Пять. Половина шестого. Поезд в девять одиннадцать. Утро, мутное утро в окнах, выходящих на глухой двор. Где-то уже прогромыхали засовы. Внизу выбивают ковры. Скоро конец! Есть ли слово, которое люди произносят с большим отчаянием и с большей надеждой, чем вот это «конец»? И если когда-то кончилась ночь на улице Одесса, то теперь приходил конец ночи в почтенном пансионе госпожи Лопке.

Семь. Жанна стала будить Халыбьева. Он, видимо, крепко спал. Со сна он даже не сразу понял, в чем дело. Ему снова показалось, что Жанна пришла его арестовать. Потом он вспомнил все. Однако это его не успокоило. Дрожащими руками натянул он на себя брюки.

— Я вернусь через минуту, и тогда мы прямо поедем на вокзал.

Халыбьева тошнило от усталости и страха. Жанна казалась ему зеленым сукном карточного стола утром, когда в окнах серо, на столе окурки и остывший чай, когда колода вызывает только отвращение, когда надо — хочешь не хочешь — платить проигрыш. Он не помнил о своей мании. Он думал об одном: как бы ее спровадить? Он направился к госпоже Лопке, вставшей, как всегда, рано и уже успевшей затянуть в корсет два бюста.

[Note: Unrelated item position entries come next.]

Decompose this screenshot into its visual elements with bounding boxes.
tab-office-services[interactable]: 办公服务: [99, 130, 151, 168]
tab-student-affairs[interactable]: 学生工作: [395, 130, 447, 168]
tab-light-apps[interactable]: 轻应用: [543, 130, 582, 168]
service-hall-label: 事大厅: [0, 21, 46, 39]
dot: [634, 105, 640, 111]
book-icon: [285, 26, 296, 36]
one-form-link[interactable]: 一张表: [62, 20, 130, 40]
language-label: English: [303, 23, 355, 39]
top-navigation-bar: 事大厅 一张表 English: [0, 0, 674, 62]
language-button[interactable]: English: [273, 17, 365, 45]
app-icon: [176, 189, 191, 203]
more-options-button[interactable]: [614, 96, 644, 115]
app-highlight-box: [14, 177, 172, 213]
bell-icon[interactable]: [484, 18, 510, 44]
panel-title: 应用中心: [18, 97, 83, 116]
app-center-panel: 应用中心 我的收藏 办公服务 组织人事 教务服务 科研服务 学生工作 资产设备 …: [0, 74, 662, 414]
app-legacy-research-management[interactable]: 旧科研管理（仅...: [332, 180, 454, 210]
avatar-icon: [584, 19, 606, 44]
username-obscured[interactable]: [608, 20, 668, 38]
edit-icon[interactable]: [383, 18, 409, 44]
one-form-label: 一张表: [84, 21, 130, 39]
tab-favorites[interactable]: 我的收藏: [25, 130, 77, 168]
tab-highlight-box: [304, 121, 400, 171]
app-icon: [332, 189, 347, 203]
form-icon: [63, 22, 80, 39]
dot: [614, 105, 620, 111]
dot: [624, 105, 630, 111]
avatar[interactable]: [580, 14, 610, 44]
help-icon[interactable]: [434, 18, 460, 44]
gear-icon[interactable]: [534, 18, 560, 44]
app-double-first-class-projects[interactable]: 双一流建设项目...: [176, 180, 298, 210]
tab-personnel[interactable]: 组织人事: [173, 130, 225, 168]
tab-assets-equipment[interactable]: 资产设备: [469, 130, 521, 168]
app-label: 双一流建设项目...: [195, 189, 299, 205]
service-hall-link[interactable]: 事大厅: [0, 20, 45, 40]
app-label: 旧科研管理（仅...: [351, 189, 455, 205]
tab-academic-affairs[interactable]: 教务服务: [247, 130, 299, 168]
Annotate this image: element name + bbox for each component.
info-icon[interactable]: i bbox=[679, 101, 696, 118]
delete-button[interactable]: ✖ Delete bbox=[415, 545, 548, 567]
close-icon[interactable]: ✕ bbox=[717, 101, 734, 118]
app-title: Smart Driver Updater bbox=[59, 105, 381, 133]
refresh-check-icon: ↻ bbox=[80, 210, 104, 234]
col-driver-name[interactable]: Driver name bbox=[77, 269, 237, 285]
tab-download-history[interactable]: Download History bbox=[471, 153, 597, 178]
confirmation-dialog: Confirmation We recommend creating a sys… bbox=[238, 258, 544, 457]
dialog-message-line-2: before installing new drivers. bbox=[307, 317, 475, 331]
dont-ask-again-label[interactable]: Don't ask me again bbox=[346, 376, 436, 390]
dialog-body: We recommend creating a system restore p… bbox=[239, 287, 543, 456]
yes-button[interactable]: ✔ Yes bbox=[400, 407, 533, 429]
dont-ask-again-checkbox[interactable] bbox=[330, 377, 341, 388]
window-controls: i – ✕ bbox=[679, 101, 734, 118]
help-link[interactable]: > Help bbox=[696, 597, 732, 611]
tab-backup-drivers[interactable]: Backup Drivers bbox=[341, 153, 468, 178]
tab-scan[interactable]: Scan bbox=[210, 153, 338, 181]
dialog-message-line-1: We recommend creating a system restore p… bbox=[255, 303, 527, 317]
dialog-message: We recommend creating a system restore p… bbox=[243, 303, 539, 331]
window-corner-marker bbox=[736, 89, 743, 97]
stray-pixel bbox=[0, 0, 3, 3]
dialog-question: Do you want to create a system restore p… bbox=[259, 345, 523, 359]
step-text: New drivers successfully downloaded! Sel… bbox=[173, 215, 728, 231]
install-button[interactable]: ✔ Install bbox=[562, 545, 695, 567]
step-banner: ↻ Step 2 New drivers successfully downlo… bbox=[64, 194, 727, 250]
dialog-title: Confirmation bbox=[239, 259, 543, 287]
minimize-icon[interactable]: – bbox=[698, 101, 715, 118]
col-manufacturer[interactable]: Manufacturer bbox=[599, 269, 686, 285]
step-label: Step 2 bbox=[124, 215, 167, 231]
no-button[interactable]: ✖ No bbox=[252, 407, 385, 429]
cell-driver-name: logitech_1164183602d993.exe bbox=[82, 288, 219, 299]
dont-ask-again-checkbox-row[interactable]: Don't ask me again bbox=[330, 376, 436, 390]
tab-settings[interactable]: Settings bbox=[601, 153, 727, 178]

— Госпожа Лопке, я уезжаю на три дня в Гамбург по делу.

И госпожа Лопке, спросив, не хочет ли он взять с собою несколько бутербродов, пожелала ему счастливой дороги.

Жанна ждала. Прошло не пять минут, не десять. Прошел уже час. Халыбьев все еще не возвращался. Восемь часов. Они же опоздают! Жанна чувствовала теперь всю нестерпимую долготу времени, всю бесконечность одной минуты. Пустая бутылка. Анютины глазки. Смятая кровать. А Халыбьева все еще нет.

Половина девятого. Жанна вышла. Она искала Халыбьева в длинном коридоре. Она зашла в ту самую ванную, где вчера решилась ее судьба. Халыбьева нигде не было. Она только набрела на госпожу Лопке, моловшую кофе.